I want to show that the Markov chain with such transition matrices written below has a unique stationary distribution $\mu$.
For a space dimension of 6 : $$\begin{equation} \Pi^{(6)} = \begin{pmatrix} a_1 & a_2 & a_3 & a_4 & a_5 & b_1 \\ a_1 & a_2 & a_3 & a_4 & a_5 & b_1 \\ a_1 & a_2 & a_3 & a_4 & a_5 & b_1 \\ 0 & a_1 & a_2 & a_3 & a_4 & b_2\\ 0 & 0 & a_1 & a_2 & a_3 & b_3\\ 0 & 0 & 0 & a_1 & a_2 & b_4\\ \end{pmatrix} \end{equation}$$ or for a space dimension equal to 7 : $$\begin{equation} \Pi^{(7)} = \begin{pmatrix} a_1 & a_2 & a_3 & a_4 & a_5 & a_6 & b_1 \\ a_1 & a_2 & a_3 & a_4 & a_5 & a_6 & b_1 \\ a_1 & a_2 & a_3 & a_4 & a_5 & a_6 & b_1 \\ 0 & a_1 & a_2 & a_3 & a_4 & a_5 & b_2 \\ 0 & 0 & a_1 & a_2 & a_3 & a_4 & b_3 \\ 0 & 0 & 0 & a_1 & a_2 & a_3 & b_4 \\ 0 & 0 & 0 & 0 & a_1 & a_2 & b_5 \\ \end{pmatrix} \end{equation}$$
with $\forall i \in \mathbb{N} \ 0 < a_i < 1$ and $\forall i \in \mathbb{N} \ 0 < b_i < 1$
I know I can solve the linear system $\Pi \mu = \mu$ in order to solve this problem.
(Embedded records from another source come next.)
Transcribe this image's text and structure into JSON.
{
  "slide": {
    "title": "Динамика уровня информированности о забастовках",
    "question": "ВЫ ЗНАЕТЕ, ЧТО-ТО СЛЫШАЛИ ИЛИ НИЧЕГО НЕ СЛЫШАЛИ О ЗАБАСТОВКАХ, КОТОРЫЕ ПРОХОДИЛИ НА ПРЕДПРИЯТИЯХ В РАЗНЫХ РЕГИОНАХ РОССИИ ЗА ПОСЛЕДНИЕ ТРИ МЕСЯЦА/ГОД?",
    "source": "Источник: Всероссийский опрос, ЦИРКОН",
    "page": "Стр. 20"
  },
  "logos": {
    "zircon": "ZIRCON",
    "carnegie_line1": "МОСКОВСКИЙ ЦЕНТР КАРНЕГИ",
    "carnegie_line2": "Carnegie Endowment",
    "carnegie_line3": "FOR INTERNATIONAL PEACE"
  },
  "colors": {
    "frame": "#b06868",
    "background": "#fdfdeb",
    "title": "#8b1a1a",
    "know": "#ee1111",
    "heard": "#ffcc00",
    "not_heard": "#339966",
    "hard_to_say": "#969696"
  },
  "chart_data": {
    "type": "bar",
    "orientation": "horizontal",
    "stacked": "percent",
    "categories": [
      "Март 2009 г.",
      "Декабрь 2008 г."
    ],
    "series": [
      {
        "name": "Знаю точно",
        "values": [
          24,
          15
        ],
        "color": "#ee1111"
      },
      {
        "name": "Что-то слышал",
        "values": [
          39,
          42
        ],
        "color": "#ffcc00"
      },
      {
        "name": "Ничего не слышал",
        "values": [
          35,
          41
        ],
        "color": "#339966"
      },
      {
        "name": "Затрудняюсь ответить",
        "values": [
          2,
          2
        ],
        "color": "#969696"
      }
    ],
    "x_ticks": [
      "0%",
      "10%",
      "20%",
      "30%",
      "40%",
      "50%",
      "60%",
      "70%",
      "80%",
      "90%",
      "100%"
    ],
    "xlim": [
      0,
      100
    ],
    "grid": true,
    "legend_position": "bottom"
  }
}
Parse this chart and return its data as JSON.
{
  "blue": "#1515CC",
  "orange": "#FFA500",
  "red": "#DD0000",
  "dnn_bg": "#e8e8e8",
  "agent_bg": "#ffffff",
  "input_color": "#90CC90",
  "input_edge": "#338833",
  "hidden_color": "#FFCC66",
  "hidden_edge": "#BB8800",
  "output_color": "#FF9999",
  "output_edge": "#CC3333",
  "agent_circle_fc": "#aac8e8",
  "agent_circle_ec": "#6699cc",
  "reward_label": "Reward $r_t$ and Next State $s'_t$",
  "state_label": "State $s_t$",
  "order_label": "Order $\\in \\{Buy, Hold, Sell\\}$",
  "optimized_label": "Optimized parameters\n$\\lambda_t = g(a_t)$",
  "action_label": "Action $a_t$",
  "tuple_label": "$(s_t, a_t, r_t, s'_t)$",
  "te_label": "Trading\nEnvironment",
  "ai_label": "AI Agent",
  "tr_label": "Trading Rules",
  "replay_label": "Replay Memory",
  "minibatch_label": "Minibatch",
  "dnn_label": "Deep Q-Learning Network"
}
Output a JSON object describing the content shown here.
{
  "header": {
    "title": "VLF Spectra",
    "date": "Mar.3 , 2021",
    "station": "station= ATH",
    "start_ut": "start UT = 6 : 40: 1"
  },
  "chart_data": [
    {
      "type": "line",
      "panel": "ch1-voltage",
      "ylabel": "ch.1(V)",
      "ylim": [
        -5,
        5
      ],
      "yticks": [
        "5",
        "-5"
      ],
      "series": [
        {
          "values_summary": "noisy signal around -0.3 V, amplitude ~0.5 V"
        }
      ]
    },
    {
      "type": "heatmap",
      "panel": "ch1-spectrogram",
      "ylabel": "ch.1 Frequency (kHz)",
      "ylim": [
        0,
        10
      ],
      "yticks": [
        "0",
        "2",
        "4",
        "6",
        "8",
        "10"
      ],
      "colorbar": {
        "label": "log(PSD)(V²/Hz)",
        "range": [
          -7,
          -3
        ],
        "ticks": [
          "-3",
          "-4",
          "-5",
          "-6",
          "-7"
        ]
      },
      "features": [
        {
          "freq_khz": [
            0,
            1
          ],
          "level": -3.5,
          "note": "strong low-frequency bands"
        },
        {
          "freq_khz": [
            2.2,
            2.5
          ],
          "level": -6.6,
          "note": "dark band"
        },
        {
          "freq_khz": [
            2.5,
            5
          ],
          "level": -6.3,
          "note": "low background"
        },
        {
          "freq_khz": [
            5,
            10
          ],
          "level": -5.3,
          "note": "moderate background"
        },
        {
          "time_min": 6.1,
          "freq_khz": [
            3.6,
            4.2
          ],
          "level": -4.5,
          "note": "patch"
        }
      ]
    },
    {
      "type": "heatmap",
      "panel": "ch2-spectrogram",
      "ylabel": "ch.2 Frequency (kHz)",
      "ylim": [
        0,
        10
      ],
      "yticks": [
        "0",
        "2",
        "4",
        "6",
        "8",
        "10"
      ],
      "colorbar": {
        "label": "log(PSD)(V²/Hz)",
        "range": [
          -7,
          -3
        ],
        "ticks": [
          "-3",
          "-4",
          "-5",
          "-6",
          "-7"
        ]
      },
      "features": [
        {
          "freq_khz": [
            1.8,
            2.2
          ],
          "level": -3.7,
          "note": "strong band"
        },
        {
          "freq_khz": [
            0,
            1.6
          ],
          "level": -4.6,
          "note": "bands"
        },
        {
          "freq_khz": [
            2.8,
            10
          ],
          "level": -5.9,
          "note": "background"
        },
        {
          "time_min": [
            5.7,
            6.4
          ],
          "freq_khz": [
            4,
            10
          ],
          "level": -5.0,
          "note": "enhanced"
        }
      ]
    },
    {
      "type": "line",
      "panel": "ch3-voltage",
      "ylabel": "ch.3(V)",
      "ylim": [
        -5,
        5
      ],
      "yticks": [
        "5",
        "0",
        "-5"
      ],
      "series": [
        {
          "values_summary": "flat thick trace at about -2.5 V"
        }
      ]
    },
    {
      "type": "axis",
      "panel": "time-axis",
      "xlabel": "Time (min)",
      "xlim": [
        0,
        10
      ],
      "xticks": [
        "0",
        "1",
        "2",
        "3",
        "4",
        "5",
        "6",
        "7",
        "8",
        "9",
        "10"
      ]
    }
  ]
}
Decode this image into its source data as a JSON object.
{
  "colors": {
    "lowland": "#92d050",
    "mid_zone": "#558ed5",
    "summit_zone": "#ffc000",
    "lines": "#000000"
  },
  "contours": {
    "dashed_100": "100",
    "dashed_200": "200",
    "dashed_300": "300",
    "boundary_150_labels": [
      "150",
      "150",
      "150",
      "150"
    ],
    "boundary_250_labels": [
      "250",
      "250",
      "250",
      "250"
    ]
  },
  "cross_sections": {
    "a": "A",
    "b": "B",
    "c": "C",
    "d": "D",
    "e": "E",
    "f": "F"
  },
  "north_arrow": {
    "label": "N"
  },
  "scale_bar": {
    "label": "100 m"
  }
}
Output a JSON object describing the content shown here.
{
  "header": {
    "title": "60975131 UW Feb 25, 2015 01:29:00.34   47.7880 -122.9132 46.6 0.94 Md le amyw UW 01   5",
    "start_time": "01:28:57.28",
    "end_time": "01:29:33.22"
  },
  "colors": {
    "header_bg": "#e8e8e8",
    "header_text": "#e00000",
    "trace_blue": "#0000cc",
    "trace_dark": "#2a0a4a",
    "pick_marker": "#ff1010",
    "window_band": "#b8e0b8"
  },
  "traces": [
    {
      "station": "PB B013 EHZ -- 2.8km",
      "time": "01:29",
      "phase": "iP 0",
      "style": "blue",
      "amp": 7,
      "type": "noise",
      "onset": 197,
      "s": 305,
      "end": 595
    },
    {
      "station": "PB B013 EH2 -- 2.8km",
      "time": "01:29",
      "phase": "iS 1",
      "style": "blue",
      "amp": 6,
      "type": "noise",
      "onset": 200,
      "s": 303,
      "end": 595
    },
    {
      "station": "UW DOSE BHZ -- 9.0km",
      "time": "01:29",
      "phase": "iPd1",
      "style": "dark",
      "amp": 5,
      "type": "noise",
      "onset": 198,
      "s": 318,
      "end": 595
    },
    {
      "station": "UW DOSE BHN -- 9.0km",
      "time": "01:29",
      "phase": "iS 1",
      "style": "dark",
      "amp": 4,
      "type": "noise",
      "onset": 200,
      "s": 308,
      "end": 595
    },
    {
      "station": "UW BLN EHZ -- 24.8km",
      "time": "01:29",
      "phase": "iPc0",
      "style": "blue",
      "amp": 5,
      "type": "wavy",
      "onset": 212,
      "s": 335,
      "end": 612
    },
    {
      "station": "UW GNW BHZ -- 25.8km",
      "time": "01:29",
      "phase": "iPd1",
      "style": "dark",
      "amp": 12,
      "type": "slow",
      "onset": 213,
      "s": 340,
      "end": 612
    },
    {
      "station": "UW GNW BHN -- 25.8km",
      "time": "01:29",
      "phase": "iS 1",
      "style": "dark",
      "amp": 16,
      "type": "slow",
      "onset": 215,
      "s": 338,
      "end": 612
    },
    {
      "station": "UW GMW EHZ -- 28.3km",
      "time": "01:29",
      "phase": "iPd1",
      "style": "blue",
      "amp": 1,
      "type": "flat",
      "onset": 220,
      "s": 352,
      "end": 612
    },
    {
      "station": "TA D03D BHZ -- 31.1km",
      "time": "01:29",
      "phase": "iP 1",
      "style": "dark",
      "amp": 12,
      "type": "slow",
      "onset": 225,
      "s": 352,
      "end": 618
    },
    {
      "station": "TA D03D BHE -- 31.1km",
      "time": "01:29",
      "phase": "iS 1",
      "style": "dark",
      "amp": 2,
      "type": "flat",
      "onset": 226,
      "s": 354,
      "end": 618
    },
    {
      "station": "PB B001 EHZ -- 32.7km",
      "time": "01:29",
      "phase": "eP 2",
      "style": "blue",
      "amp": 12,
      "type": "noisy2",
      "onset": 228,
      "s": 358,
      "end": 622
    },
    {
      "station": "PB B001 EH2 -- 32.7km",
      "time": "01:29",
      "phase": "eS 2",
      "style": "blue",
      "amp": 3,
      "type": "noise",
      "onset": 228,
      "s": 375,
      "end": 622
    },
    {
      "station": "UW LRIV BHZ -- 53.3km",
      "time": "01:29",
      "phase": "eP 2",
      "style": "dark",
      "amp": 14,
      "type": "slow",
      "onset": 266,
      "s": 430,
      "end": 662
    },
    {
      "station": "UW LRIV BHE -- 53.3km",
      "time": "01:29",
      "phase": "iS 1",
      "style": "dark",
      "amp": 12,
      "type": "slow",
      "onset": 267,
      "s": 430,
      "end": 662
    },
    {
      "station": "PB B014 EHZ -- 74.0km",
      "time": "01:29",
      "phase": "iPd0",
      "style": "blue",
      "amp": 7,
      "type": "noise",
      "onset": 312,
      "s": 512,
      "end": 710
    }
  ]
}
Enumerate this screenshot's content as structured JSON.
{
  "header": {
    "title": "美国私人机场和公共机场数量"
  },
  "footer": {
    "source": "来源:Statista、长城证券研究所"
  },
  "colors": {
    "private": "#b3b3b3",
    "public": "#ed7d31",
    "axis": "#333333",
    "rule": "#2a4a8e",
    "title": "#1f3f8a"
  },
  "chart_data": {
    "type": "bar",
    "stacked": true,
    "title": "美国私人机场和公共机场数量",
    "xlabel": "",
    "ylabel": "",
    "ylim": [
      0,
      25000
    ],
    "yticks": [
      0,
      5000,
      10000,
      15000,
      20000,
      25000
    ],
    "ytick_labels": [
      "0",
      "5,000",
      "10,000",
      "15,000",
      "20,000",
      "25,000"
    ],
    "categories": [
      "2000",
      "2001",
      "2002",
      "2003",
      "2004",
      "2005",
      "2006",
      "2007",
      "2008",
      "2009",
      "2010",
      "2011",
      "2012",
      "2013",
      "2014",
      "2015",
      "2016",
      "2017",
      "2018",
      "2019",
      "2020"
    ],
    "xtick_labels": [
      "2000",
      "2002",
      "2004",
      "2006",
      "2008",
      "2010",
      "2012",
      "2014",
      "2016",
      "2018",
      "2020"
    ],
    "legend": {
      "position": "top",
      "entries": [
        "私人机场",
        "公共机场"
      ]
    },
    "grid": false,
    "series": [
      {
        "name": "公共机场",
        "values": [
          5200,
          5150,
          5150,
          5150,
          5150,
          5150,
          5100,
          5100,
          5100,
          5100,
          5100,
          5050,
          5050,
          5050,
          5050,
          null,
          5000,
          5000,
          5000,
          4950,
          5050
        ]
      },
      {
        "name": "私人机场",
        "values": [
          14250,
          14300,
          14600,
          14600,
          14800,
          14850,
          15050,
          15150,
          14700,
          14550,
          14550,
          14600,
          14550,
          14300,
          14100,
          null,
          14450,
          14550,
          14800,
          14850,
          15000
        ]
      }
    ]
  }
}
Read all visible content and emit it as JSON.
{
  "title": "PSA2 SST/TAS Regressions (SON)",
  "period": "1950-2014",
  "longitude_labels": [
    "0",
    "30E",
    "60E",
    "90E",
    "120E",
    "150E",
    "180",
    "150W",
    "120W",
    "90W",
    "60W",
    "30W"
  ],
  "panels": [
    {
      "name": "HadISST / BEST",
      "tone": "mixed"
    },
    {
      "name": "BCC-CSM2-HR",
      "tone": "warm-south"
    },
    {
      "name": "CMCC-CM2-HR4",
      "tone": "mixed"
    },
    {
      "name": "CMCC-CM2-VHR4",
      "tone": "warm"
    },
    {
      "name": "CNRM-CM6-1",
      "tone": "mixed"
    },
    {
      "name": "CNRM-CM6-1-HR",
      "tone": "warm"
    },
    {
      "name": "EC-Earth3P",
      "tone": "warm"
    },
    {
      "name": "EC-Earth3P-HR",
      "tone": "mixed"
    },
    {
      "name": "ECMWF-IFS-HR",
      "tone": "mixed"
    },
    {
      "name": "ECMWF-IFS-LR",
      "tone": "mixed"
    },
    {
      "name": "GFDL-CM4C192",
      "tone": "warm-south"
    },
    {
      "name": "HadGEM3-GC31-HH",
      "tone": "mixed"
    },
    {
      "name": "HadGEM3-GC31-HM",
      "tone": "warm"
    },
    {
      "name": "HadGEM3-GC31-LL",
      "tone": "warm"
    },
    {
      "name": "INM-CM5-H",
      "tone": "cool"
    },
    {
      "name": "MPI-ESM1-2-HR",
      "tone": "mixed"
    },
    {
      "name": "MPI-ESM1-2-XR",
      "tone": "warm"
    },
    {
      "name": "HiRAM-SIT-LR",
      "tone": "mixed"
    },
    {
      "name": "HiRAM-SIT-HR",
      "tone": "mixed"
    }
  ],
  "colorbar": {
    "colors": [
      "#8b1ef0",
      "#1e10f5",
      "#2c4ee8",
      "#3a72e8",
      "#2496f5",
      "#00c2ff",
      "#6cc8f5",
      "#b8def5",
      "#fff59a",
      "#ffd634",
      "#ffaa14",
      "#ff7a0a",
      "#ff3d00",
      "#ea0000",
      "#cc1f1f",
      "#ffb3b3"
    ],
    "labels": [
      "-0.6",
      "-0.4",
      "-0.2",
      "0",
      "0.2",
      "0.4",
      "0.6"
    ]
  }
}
However I would like to know if from the specific "structure" of this matrix, one can say if there is or not a steady distribution ? Is there a direct way to see that this Markov Chain is aperiodic and irreductible ?
Indeed, I would like to extend this to a greater space dimension Markov process with a similar transition matrix and therefore solving $\Pi \mu = \mu$ would lead to very long computations.
Thank you.
Yes, you can view the transition matrix as a graph and analyze its connectivity. For a transition matrix $\Pi \in \mathbb{R}^{n \times n}$, let $G=(V,E)$ be the directed graph where $V = [n]$ and $E = \{(i,j) \in [n]^2 : \Pi(i,j) > 0\}$.
The Markov chain is irreducible if and only if $G$ has one strongly connected component. Again, there are linear-time algorithms for checking this condition. More simply for the matrix above, we can see that all nodes $i > 1$ can directly reach node $i-1$. Moreover, node $1$ can transition to any node. Therefore, the graph has one strongly connected component and thus is irreducible.
An irreducible Markov chain is aperiodic if and only if $G$ has a node with period 1. In this case, it is even easier because every node has a self-loop since $\Pi(i,i) > 0$ for all $i \in [n]$.
It follows from the fundamental theorem of Markov chains that $\Pi$ has a unique stationary distribution.